Santa abundância
Nelson Fonseca Neto - [email protected]
Algumas páginas do Facebook são interessantíssimas. As minhas favoritas mostram fotos de comida. Antes que você entenda mal: não são fotos de pratos requintados. Muito pelo contrário. A marca que une as imagens é a abundância. Doces e salgados pantagruélicos. Sanduíches de quatro andares. Doces com Nutella escorrendo sem miséria.
Volto a dizer: não são pratos requintados. Tem mais: não vejo essas coisas em busca de inspiração pra bancar o cozinheiro. Não se esqueça de que estamos num regime brabo aqui em casa. Seria lamentável roer a corda justo agora. Falta tão pouco. Ademais, sou uma nulidade na cozinha. (Fazia mais de vinte anos que eu não usava um “ademais”. A última vez tinha sido na redação do vestibular.)
Se não é uma parada de “faça você mesmo” e se você está de regime, amável colunista, por que diacho você fica vendo as fotos de doces e salgados colossais? Uma parte da resposta passa pela singela palavrinha “masoquismo”. Mostro as fotos pra Patrícia bem na hora em que mandávamos ver no doce. Ela tem vontade de jogar o celular na minha cabeça. Mas voltemos ao processo de explicação que estou empreendendo.
As fotos de comidas descomunais chamam minha atenção justamente porque tenho um fraco pela abundância. Lances de barista, sommelier e afins são alienígenas para o meu modo de viver. Não julgo, não tiro sarro. Simplesmente não tenho a devida moderação para degustações sutis. Isso explica porque estou fazendo regime neste momento. Enfim.
Eu tenho o cacoete de fazer umas relações meio nada a ver. Tem hora que é meio bonitinho, meio sagazinho. Tem hora que é um tanto assustador. Eu tento me policiar, mas às vezes escapa. Teve uma fase da minha vida em que eu dizia que o jogador de futebol Palhinha, ídolo do São Paulo nos anos 90, fazia filosofia com os pés. Seus passes eram trecos elevadíssimos. Aí você vai entendendo o tamanho da treta.
Resumindo: sou pirado nas comidas abundantes porque sou pirado na abundância. Isso rola nos vários departamentos da minha vida. Quando alguém faz algo contra a minha ex-roliça pessoa, fico arquitetando vinganças tétricas. Ainda bem que elas sempre ficam no mundo das ideias. Se a pessoa em questão pede desculpas, sou o primeiro a oferecer um abraço apertado. Eu nunca poderia fazer parte de qualquer máfia.
O amor à abundância se espraia pela literatura. Não que eu não valorize os textos magros. Sei bem a dimensão de um João Cabral de Melo Neto. Piro nos contos do Raymond Carver. Mas não me apareça com um Cervantes. Aí eu largo tudo mesmo. Franguinho grelhado faz bem, mas feijoada é feijoada.

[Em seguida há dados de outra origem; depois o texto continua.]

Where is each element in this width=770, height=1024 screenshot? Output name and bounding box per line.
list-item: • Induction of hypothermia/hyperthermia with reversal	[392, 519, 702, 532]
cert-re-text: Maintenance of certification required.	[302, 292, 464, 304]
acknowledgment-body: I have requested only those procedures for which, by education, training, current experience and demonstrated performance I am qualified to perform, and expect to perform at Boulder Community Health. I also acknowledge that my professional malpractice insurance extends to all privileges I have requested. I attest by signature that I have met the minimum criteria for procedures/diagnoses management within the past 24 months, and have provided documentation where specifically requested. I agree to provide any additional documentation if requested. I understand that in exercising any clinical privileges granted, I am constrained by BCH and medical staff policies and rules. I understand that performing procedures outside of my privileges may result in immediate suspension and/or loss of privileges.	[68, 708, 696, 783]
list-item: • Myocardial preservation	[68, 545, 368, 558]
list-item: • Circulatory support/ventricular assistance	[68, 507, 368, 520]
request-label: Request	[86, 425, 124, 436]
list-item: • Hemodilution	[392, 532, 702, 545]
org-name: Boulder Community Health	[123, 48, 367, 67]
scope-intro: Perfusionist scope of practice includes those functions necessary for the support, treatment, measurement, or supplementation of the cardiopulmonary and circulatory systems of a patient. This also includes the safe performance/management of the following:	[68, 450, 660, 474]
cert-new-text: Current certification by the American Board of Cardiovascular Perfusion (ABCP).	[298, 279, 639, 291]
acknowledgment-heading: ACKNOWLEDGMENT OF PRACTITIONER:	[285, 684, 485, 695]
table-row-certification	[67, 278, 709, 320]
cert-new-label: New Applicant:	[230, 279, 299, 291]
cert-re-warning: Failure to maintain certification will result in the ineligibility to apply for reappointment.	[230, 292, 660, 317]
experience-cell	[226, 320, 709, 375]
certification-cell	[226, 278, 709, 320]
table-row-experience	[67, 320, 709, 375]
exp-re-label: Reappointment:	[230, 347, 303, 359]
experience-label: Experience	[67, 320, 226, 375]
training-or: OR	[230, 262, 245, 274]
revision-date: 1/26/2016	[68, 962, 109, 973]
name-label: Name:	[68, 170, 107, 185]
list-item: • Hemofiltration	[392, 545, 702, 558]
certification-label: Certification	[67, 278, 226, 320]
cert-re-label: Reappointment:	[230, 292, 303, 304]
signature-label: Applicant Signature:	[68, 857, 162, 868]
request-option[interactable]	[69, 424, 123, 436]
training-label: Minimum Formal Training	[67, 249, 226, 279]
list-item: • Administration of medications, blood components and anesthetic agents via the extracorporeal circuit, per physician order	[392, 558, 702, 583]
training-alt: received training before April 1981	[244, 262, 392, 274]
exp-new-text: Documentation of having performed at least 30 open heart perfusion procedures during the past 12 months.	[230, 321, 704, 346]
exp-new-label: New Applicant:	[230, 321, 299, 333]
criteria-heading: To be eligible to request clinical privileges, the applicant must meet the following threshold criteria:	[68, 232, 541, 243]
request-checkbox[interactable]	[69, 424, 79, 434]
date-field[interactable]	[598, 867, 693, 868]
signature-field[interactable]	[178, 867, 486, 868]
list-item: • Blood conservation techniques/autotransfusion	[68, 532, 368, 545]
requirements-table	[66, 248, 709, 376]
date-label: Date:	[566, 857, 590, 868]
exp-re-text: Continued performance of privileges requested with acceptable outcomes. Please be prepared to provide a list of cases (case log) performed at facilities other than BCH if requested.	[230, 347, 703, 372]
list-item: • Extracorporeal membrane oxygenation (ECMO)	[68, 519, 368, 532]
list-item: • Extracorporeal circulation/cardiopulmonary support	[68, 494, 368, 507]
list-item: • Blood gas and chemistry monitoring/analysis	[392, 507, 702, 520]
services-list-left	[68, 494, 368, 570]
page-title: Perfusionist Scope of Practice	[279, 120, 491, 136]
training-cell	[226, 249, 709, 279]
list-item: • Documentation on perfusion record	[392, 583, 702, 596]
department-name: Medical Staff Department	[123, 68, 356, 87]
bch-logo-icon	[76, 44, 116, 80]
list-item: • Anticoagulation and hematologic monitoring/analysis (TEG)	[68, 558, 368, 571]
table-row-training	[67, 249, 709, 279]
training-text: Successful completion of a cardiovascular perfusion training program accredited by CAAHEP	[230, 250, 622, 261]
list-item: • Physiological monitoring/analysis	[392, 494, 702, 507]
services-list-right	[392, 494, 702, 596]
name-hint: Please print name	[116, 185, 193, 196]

Aí você entende porque serei sempre um defensor do Pedro Nava. Sempre acho uma desculpa para voltar às memórias da fera. Agora eu parei porque estava ficando um negócio meio doentio: eu tirava o mês de dezembro para reler os romanções do Tolstói.
E é por conta dessas firulas que eu celebro a publicação do último volume de “Minha luta”, de Karl Ove Knausgard. Finalmente saiu o sexto livro no Brasil. Não erro ao dizer que o Knausgard construiu uma catedral literária autobiográfica. Baixei dias atrás o último livro. É sensacional. Sei que “sensacional” é vago. Entenda: aqui eu não estou fantasiado de crítico literário. Aqui é a tiete falando. Deixo o bisturi para os mais sisudos.
Natal chegando, né? Sei lá se você terá férias nesta maluquice que estamos vivendo. Mas fica a dica: leia os seis livros do Knausgard. Se você achar que é presepada, é só mandar um e-mail me espinafrando. Mas duvido que isso vá acontecer.
Sem exageros: aposto o que você quiser.